Living out of a backpack sometimes means eating out of a bag.
When a bug flies into your soup, just leave it in there, that's added protein you might need.
First fish caught on a fly. Now you're hooked. Congratulations Johnny!
When you play with fire, sometimes you get burned. My favorite adventure pants will be turned into my favorite adventure shorts. Or I'll think of this burned hole as a little souvenir from the JMT.
Conifer cones as big as my face.
Even a weed holds beauty.
Twisted wood
The colors of autumn come together.
Resupplying with food was a little like performing magic. Fitting the contents of the orange bucket into the blue bucket (Bear Canister) required some slight of hand.
Topo Athletic trail runners, Sole insoles, Darn Tough socks and some dirty, swollen, crusty, abused feet.
Put some tape on that blister and keep walking.
Lips and nose chapped by the sun, wind and cold.
Laundry day. And my laundry typically consisted of only four items to wash - a shirt, some underwear, a pair of socks and my bandana.

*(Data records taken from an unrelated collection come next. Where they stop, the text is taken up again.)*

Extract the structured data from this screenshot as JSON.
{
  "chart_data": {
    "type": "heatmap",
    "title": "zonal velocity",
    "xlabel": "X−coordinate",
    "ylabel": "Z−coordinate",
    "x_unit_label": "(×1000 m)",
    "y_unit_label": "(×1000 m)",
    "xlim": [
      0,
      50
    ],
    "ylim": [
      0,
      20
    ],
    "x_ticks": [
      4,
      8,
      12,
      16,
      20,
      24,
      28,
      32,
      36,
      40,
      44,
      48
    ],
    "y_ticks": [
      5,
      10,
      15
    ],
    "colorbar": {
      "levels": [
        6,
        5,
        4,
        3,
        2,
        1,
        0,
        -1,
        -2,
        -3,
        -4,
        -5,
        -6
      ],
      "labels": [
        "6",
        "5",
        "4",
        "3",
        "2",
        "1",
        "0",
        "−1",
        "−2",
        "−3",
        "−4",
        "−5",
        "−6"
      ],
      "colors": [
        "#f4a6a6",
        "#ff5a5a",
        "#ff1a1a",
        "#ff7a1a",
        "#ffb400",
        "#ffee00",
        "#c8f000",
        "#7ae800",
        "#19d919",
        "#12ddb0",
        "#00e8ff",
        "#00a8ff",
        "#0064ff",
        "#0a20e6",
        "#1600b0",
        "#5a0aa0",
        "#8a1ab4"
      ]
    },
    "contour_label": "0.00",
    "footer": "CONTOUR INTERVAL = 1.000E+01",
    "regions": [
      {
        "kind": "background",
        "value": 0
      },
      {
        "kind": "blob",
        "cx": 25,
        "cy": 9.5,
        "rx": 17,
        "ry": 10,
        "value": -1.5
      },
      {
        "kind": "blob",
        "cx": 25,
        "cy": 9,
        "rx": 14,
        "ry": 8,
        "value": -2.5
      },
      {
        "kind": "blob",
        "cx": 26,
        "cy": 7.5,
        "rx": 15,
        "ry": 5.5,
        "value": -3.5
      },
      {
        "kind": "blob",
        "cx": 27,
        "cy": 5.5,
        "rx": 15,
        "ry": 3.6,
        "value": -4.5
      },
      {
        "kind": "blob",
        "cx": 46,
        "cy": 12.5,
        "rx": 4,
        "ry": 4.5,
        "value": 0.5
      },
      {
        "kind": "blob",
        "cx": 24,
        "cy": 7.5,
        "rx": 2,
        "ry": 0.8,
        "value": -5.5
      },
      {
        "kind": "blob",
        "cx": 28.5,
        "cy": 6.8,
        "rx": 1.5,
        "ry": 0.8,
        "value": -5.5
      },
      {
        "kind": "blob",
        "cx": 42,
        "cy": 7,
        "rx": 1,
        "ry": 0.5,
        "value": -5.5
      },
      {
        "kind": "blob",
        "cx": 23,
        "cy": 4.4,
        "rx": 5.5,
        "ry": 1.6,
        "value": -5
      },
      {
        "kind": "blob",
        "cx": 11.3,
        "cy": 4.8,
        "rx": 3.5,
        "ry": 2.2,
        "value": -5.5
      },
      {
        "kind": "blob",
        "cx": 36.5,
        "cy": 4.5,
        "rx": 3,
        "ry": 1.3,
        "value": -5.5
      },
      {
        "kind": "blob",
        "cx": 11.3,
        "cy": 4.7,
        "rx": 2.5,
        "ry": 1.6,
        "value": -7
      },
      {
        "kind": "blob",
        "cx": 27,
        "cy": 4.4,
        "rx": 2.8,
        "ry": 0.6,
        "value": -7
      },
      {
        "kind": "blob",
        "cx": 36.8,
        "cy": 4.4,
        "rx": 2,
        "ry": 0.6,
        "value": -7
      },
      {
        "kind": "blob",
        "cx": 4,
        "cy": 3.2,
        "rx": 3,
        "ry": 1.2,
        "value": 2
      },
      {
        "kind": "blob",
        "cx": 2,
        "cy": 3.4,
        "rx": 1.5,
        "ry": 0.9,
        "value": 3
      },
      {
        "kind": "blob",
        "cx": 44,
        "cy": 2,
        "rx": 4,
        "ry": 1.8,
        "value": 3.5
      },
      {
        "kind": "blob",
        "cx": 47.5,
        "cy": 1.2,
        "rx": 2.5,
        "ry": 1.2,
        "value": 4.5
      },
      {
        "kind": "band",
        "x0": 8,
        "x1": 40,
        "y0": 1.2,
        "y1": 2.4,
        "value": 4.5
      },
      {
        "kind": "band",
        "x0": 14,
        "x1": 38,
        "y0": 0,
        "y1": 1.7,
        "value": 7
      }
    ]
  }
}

The natural environment for an Osprey
Cooking trout in aluminum foil over a wood stove
Light shouldering the mountain tops.
Alpenglow on the mountain.
Rae Lakes
Grass reaching up to the light.
First fish caught on a fly. She did it with the rod in one hand and a snack bar in the other. Congratulations Zoe!
We knew that it would be a cold day when we saw ice forming on the surface of the lake.
Bundled up
The early bird gets the worm or in this case warm oatmeal for breakfast.
Red is the meadow
The meadow reaching to the water.
When a trail passes through a meadow, along a river, into a forrest, pass a valley and over a mountain, I will follow it.
Nature has a texture that can only be felt by reaching out and touching it.
A schism as old as the ages
The walk down from Forrester Pass.
A solitary moment to contemplate one's place in the world
Stepping into Autumn.
The path ahead is no greater than the path behind.
Chilling near Rae Lakes
Chilling in my Chacos near Rae Lakes. Trying to decide which lake has more fish to be caught.
Guitar Lake signaled the beginning of the end... sounded good to me.
Sunset at the Whitney Portal Junction high camp at 13,500 feet.
A sign of the time. 1.9 miles up, 1.9 miles down and 8.7 miles out
Casting shade on Mount Whitney.
Walk on through to the other side.
On top of it all.
A quiet moment between two men.
For a brief moment we stood higher than the other 318 million people in the contiguous United States.
Celebrating a summit with a Pop Tart.
Leaving the trail before old man winter arrives.
Thanks John Muir, you established a path for others to follow.
The forrest holds secrets known only to these old trees.
Finished the John Muir Trail. Climbed to the highest point in the contiguous United States. Time for some rest and relaxation.
Double cheeseburger, fries and a Coke to celebrate the end of a great little adventure.
Me... after a visit to the John Muir Trail Salon and Spa.
Exfoliation by the dirt
Wash and Rinse by Charlotte Lake
Color by the Sun
Style by the Wind
Have you climbed a mountain today? Or two or three or four mountains.
First time I've ever looked at the health app on my mobile and the number of steps I've walked. I think these numbers might be a little skewed.